Levels of 14 urine biomarkers were measured to capture multiple and distinct dimensions of kidney injury. Researchers then used separate multivariable adjusted models to evaluate the associations of known CKD risk factors — including age, race, cigarette use, diabetes, hypertension, HCV co-infection, plasma HIV-1 RNA and CD4+ count — with each of the urine biomarkers.
Researchers found distinct patterns of risk factors that were associated with each biomarker and that these associations varied in magnitude.
More specifically, it was observed that HIV viral load was mainly associated with elevations in interleukin-18 and albuminuria and that higher CD4 levels were associated with lower monocyte chemoattractant protein-1 (MPC-1)and beta 2-microglobulin.
Researchers also observed that older age was significantly associated with elevations in alpha 1-microglobulin, kidney injury marker-1, clusterin, MCP-1, chitinase-3-like protein-1 levels, lower epidermal growth factor and uromodulin levels.

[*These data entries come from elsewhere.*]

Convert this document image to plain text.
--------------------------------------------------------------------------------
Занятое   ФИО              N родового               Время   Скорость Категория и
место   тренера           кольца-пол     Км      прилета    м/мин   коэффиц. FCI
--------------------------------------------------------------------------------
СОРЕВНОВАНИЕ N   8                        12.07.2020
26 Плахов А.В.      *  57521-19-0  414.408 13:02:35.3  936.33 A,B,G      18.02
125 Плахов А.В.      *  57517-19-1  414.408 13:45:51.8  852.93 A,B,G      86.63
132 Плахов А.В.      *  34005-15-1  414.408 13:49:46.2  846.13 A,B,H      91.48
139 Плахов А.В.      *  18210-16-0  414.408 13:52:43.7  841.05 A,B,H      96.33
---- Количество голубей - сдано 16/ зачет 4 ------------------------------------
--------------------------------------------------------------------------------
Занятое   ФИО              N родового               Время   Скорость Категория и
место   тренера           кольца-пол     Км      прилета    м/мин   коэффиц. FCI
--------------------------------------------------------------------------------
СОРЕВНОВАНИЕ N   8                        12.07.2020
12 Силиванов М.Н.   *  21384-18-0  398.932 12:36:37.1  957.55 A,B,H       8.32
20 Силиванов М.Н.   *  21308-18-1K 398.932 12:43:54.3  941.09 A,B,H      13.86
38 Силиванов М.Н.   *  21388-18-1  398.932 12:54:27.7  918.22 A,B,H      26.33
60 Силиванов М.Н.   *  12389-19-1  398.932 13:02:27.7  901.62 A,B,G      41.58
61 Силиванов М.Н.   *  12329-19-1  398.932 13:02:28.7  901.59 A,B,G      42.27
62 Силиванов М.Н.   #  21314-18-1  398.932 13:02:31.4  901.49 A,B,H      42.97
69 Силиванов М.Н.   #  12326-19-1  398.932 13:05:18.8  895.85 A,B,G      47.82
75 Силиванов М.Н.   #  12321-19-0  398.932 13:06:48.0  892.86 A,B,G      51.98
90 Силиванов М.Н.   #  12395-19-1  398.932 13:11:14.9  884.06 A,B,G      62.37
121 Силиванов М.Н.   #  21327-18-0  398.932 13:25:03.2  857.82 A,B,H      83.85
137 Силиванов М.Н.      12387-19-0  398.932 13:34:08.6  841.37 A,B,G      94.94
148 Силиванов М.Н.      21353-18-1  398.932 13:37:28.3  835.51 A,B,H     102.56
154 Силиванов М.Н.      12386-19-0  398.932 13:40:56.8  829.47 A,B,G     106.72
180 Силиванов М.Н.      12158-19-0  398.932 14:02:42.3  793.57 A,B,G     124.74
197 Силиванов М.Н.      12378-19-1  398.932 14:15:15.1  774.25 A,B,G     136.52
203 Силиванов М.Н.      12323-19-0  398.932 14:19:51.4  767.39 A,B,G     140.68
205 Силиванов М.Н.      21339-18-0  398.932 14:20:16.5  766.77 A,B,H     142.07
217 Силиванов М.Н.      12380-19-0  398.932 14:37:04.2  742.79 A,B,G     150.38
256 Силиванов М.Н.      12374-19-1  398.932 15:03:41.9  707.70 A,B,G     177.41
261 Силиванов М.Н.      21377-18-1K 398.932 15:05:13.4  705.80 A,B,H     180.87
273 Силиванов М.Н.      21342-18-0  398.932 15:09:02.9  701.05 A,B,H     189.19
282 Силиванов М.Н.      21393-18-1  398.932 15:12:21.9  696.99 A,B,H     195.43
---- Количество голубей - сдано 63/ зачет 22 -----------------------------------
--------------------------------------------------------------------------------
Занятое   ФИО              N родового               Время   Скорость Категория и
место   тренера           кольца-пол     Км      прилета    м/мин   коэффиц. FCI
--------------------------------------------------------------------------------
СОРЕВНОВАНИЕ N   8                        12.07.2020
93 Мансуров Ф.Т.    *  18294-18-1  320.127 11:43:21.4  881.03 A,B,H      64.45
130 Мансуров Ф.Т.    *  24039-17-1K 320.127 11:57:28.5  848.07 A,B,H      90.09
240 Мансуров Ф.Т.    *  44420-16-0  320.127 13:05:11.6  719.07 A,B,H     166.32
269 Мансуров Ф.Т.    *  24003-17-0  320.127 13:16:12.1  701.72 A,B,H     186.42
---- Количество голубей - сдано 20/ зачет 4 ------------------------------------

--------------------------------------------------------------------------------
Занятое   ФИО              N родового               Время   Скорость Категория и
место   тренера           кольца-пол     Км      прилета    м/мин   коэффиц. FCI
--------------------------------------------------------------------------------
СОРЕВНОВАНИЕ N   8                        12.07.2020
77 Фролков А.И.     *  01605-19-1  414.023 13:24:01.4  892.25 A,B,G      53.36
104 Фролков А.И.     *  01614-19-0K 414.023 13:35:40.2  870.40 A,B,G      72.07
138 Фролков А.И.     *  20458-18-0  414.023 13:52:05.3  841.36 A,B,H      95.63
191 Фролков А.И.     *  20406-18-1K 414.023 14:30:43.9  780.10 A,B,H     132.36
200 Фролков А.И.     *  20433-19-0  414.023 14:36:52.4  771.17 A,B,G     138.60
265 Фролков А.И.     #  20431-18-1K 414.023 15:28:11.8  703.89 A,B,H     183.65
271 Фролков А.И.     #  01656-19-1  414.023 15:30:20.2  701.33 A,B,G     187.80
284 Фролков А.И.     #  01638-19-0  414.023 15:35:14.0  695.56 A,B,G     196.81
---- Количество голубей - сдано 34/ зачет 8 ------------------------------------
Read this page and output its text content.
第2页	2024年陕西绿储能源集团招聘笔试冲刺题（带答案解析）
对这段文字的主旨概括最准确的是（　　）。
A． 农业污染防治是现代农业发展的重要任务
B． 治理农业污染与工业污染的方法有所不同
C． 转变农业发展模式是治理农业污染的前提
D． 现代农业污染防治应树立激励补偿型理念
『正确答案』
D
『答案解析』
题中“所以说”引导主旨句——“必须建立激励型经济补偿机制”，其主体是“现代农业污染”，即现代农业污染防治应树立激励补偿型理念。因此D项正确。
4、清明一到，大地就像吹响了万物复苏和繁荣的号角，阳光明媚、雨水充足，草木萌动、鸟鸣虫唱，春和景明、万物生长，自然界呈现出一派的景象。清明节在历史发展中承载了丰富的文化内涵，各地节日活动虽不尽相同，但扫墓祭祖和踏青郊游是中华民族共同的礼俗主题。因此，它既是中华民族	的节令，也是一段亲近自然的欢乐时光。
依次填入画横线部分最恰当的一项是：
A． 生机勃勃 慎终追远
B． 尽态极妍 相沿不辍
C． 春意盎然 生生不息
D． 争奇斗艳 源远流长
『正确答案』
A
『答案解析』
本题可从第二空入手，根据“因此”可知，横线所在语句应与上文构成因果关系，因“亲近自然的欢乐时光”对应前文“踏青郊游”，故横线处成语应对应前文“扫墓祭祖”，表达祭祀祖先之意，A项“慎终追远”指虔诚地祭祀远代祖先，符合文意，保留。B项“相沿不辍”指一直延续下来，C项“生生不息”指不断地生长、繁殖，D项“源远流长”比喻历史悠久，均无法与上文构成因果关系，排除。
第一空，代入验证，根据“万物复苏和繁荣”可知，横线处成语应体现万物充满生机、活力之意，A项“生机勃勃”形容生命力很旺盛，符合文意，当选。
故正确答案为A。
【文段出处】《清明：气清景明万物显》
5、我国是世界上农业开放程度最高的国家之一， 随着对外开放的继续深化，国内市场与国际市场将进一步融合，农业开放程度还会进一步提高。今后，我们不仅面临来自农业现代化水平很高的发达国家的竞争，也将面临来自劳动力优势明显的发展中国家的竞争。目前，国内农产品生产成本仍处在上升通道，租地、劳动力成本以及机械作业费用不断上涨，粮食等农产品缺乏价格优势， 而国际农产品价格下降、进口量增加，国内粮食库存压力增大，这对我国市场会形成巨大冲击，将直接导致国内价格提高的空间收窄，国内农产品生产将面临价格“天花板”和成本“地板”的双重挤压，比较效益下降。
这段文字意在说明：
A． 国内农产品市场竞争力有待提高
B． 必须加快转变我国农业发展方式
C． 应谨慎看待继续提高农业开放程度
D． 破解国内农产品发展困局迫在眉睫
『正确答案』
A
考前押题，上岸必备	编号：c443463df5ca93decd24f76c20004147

“We have shown that each known CKD risk factor is associated with a distinct pattern of changes in urine biomarker levels,” the researchers wrote. “While our findings highlight the potential clinical utility of routine measurement of multiple biomarker levels, our findings require validation in larger, more diverse patient populations. Evaluation of the predictive performance of biomarker measurement in the patient populations described herein address a necessary step in the ascertainment of the potential value of urinary biomarker level measurement for use in broader clinical settings.”